Wagnis als Ausdruck von Vertrauen
Gerade darin liegt für mich die theologische Tiefe des Buches. Denn das Wagnis, von dem hier die Rede ist, ist kein naives Voranstürmen. Es ist auch kein durchkalkuliertes Innovationsprojekt. Es ist ein Ausdruck von Vertrauen: darauf, dass Gott in der Bewegung wirkt, im Unterwegssein, im Prozess. Die biblische Spur des Wagnisses führt von Abraham, der in ein unbekanntes Land aufbricht, bis zu Petrus, der sich auf das Wasser hinauswagt – nicht, weil er sicher ist, sondern weil er gerufen wird. In dieser Linie stehen auch viele der hier beschriebenen Projekte. Nicht abgesichert, aber getragen.

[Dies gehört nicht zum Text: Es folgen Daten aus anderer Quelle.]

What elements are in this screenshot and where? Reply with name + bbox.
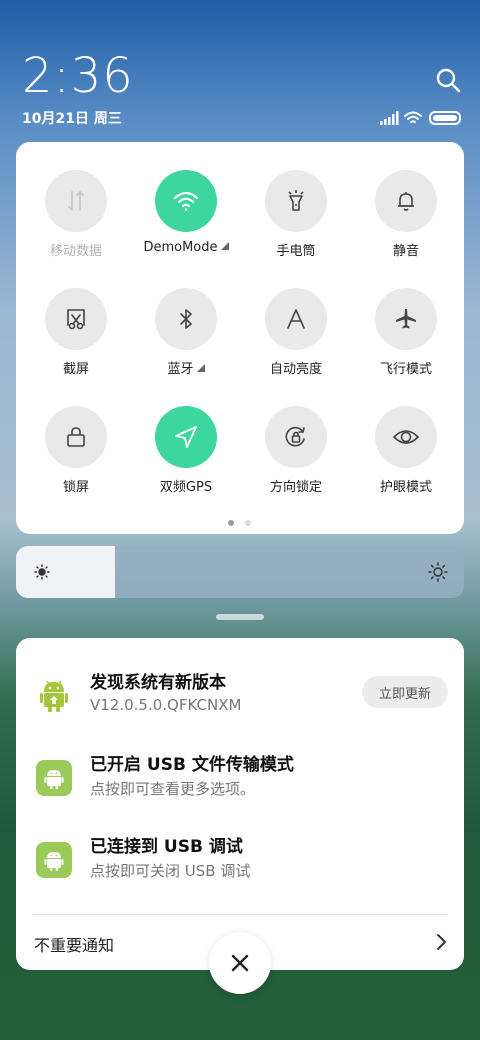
expand-arrow-icon xyxy=(196,364,205,372)
gps-icon xyxy=(155,406,217,468)
tile-label: 飞行模式 xyxy=(379,362,432,377)
divider xyxy=(32,914,448,915)
notification-title: 已开启 USB 文件传输模式 xyxy=(90,755,294,775)
tile-label: 移动数据 xyxy=(49,244,102,259)
brightness-high-icon xyxy=(428,562,448,582)
search-icon[interactable] xyxy=(434,66,462,94)
page-dot xyxy=(245,520,251,526)
tile-label: 自动亮度 xyxy=(269,362,322,377)
brightness-slider[interactable] xyxy=(16,546,464,598)
tile-label: 双频GPS xyxy=(159,480,213,495)
brightness-fill xyxy=(16,546,115,598)
eye-icon xyxy=(375,406,437,468)
notification-title: 发现系统有新版本 xyxy=(90,673,226,693)
notification-title: 已连接到 USB 调试 xyxy=(90,837,243,857)
clock: 2:36 xyxy=(22,48,134,104)
tile-label: 截屏 xyxy=(62,362,89,377)
tile-eye-care[interactable]: 护眼模式 xyxy=(350,378,462,495)
tile-airplane[interactable]: 飞行模式 xyxy=(350,260,462,377)
airplane-icon xyxy=(375,288,437,350)
battery-icon xyxy=(429,111,461,125)
tile-demomode[interactable]: DemoMode xyxy=(130,142,242,255)
update-now-button[interactable]: 立即更新 xyxy=(362,676,448,708)
wifi-icon xyxy=(155,170,217,232)
system-status-icons xyxy=(380,108,464,128)
notification-subtitle: 点按即可关闭 USB 调试 xyxy=(90,862,251,880)
date: 10月21日 周三 xyxy=(22,111,122,127)
notification-subtitle: 点按即可查看更多选项。 xyxy=(90,780,256,798)
tile-mobile-data[interactable]: 移动数据 xyxy=(20,142,132,259)
tile-label: 锁屏 xyxy=(62,480,89,495)
screenshot-icon xyxy=(45,288,107,350)
tile-label: 方向锁定 xyxy=(269,480,322,495)
tile-rotation-lock[interactable]: 方向锁定 xyxy=(240,378,352,495)
close-icon xyxy=(231,954,249,972)
flashlight-icon xyxy=(265,170,327,232)
tile-screenshot[interactable]: 截屏 xyxy=(20,260,132,377)
notification-panel: 发现系统有新版本 V12.0.5.0.QFKCNXM 立即更新 已开启 USB … xyxy=(16,638,464,970)
page-dot-active xyxy=(228,520,234,526)
drag-handle[interactable] xyxy=(216,614,264,620)
rotation-lock-icon xyxy=(265,406,327,468)
tile-lock-screen[interactable]: 锁屏 xyxy=(20,378,132,495)
unimportant-notifications-link[interactable]: 不重要通知 xyxy=(34,932,114,956)
expand-arrow-icon xyxy=(220,242,229,250)
wifi-icon xyxy=(404,111,422,123)
tile-silent[interactable]: 静音 xyxy=(350,142,462,259)
tile-dual-gps[interactable]: 双频GPS xyxy=(130,378,242,495)
clear-all-button[interactable] xyxy=(209,932,271,994)
status-bar: 2:36 10月21日 周三 xyxy=(0,0,480,140)
notification-usb-debugging[interactable]: 已连接到 USB 调试 点按即可关闭 USB 调试 xyxy=(16,832,464,892)
tile-auto-brightness[interactable]: 自动亮度 xyxy=(240,260,352,377)
notification-subtitle: V12.0.5.0.QFKCNXM xyxy=(90,696,242,714)
brightness-low-icon xyxy=(34,564,50,580)
tile-label: 手电筒 xyxy=(276,244,316,259)
android-update-icon xyxy=(36,678,72,714)
quick-settings-panel: 移动数据 DemoMode 手电筒 静音 截屏 蓝牙 自动亮度 飞行模式 锁屏 … xyxy=(16,142,464,534)
android-icon xyxy=(36,760,72,796)
tile-bluetooth[interactable]: 蓝牙 xyxy=(130,260,242,377)
signal-icon xyxy=(380,111,399,125)
notification-usb-transfer[interactable]: 已开启 USB 文件传输模式 点按即可查看更多选项。 xyxy=(16,750,464,810)
page-indicator xyxy=(228,520,252,528)
lock-icon xyxy=(45,406,107,468)
tile-flashlight[interactable]: 手电筒 xyxy=(240,142,352,259)
tile-label-bluetooth: 蓝牙 xyxy=(130,358,242,377)
tile-label: 静音 xyxy=(392,244,419,259)
android-icon xyxy=(36,842,72,878)
tile-label-demomode: DemoMode xyxy=(130,240,242,255)
mobile-data-icon xyxy=(45,170,107,232)
tile-label: 护眼模式 xyxy=(379,480,432,495)
bell-icon xyxy=(375,170,437,232)
chevron-right-icon[interactable] xyxy=(434,932,448,952)
bluetooth-icon xyxy=(155,288,217,350)
auto-brightness-icon xyxy=(265,288,327,350)
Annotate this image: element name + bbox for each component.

Die Herausgeber*innen machen keinen Versuch, einen Innovationsbegriff dogmatisch zu definieren. Das ist klug. Stattdessen geben sie Raum für das, was entstehen will. Und sie verzichten darauf, die Geschichten in ein übergeordnetes System zu pressen. Damit entsteht ein Mosaik, das gerade in seiner Offenheit überzeugt. Die Praxisberichte sprechen für sich und sie sprechen theologisch, nicht in Begriffen, sondern in Haltungen und Handlungen.
An der Schnittstelle von
Kirche und Sozialraum
Auffällig ist: Viele der beschriebenen Projekte arbeiten an der Schnittstelle von Kirche und Sozialraum. Sie suchen nicht nach neuen Zielgruppen, sondern nach neuen Beziehungen. Es geht nicht um Marketing, sondern um Nähe. Die Rolle der Kirche verändert sich dabei spürbar – weg von der Versorgerin, hin zur Ermöglicherin. Die theologische Pointe liegt in der relationalen Dimension: Kirche wird dort lebendig, wo sie sich nicht zuerst als Institution sondern als Netzwerk von Beziehungen versteht – unter Menschen, im Raum, vor Gott.
Mich hat beeindruckt, mit welcher Demut viele Beiträge von Scheitern und Neuorientierung erzählen. Der Band verklärt nichts. Er suggeriert nicht, dass es nur mutige Einzelne braucht, um die Kirche zu retten. Vielmehr wird deutlich, wie wichtig Strukturveränderungen, Ressourcen und Unterstützungsräume sind, aber auch, wie zentral die persönliche Haltung bleibt. Wer wagt, rechnet mit dem Risiko. Wer wagt, muss aushalten, dass nicht alles gelingt. Vielleicht ist gerade das der theologische Kern des Buches: dass in der Bereitschaft zum Scheitern eine geistliche Qualität liegt.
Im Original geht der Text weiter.